The Working Group considers that there should be an enforceable right under legislation for mentally ill persons to live in the community and be provided with health services that are free from coercion and restriction. In this regard, the Working Group urges the United States to ratify the Convention on the Rights of Persons with Disabilities.
Deprivation of Liberty and Guantanamo Bay
The deprivation of liberty in Guantanamo Bay has been extensively covered by the United Nations Human Rights mechanisms. The Working Group, together with Special Procedures mandate holders, had issued a joint study on global practices in relation to secret detention in the context of countering terrorism. The Working Group reiterates the recommendations made in that context.
The Working Group met with representatives of the Office of the Special Envoy for Guantanamo Closure. During the meeting, the delegation learned that 61 detainees currently remain at Guantanamo Bay. Among these individuals, 21 have been approved for transfer, 10 have their cases pending before military commissions, and 30 are designated for continued detention.
The Working Group received relevant testimony related to the difficulties that the legal representatives of detainees face while representing their clients detained in Guantanamo Bay, including access to the facility and meeting privately with the detainee, and access to all relevant evidence. Such obstacles amount to a restriction of full legal representation and the right to be represented by counsel. The Working Group is concerned that the detainees have not been tried by an independent and impartial court of law after many years of arbitrary deprivation of liberty.
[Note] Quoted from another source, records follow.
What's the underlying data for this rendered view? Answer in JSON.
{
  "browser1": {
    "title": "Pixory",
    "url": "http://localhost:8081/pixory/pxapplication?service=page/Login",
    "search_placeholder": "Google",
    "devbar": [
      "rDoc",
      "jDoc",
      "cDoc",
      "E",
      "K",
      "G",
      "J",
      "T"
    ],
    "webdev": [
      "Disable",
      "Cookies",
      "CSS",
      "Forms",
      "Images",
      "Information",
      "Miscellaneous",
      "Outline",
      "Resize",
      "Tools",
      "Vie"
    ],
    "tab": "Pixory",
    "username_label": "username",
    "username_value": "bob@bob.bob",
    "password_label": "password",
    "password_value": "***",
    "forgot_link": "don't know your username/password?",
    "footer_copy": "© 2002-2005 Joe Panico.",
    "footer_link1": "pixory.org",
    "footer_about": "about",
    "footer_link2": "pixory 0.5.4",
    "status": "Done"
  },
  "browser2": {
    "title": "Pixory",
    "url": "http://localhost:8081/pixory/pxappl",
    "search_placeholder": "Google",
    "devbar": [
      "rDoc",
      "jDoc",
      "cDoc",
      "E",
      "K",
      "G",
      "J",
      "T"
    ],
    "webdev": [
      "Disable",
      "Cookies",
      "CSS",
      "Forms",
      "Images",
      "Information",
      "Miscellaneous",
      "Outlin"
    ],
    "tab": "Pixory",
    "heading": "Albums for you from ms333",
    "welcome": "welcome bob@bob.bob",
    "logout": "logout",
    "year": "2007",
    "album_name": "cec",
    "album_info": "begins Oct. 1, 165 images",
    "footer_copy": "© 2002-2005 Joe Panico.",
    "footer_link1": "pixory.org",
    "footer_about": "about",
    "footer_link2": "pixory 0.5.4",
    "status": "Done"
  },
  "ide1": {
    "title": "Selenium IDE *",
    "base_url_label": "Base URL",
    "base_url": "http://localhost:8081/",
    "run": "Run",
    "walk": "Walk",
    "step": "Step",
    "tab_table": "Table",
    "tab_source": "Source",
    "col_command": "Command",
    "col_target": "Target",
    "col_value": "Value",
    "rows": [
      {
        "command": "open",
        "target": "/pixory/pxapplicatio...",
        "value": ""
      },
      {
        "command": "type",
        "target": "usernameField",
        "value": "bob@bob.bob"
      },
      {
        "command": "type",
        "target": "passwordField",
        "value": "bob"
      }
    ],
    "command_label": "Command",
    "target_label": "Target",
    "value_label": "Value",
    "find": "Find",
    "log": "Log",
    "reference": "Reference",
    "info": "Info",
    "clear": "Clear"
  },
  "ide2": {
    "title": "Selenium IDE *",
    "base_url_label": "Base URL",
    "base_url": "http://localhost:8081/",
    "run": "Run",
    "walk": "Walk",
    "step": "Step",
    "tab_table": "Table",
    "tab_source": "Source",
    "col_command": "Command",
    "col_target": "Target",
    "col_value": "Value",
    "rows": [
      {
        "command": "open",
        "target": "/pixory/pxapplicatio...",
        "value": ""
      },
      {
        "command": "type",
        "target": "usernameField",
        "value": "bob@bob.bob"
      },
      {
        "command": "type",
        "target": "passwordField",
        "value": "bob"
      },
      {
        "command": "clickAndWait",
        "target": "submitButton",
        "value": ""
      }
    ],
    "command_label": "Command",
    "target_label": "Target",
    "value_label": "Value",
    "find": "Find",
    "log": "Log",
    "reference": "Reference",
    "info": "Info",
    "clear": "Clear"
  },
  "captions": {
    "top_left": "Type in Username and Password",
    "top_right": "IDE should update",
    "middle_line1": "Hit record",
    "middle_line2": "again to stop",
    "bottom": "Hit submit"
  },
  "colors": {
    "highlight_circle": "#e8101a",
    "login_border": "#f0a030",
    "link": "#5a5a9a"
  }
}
The Working Group was informed that, in order to close the Guantanamo Bay detention facility, the U.S. Government pursues three lines of effort simultaneously: (1) identifying transfer opportunities for detainees designated for transfer; (2) continuing to review – by the Periodic Review Board - detainees who are not currently eligible for transfer and who are not currently facing military commission charges; and (3) continuing with ongoing military commissions prosecutions and, for those detainees who remain designated for continued detention, identifying individualized disposition where available, including transfer to third countries, foreign prosecution or, should Congress lift the ban on transfers to the United States, transfer to the United States for prosecution in Article III courts and to serve sentences.
The Working Group encourages the Congress to lift prohibitions in current law and enable the transfer of Guantanamo Bay detainees to the continental United States for prosecution and trial before a court of law
The Working Group notes that several individuals who were the subject of its Opinions have been transferred. The Working Group urges the U.S. Government to give full effect to its Opinions issued in relation to detainees in Guantanamo Bay, and in that regard close the detention facility immediately.
These are our preliminary findings. The Working Group will continue to engage in constructive dialogue with the U.S. Government over the following months while it determines its final conclusions in relation to this visit. We acknowledge with gratitude the willingness of the U.S. Government to submit itself to scrutiny by inviting the Working Group to conduct this visit, and recognize that it is the starting point for introducing reforms to address situations which may amount to an arbitrary deprivation of liberty.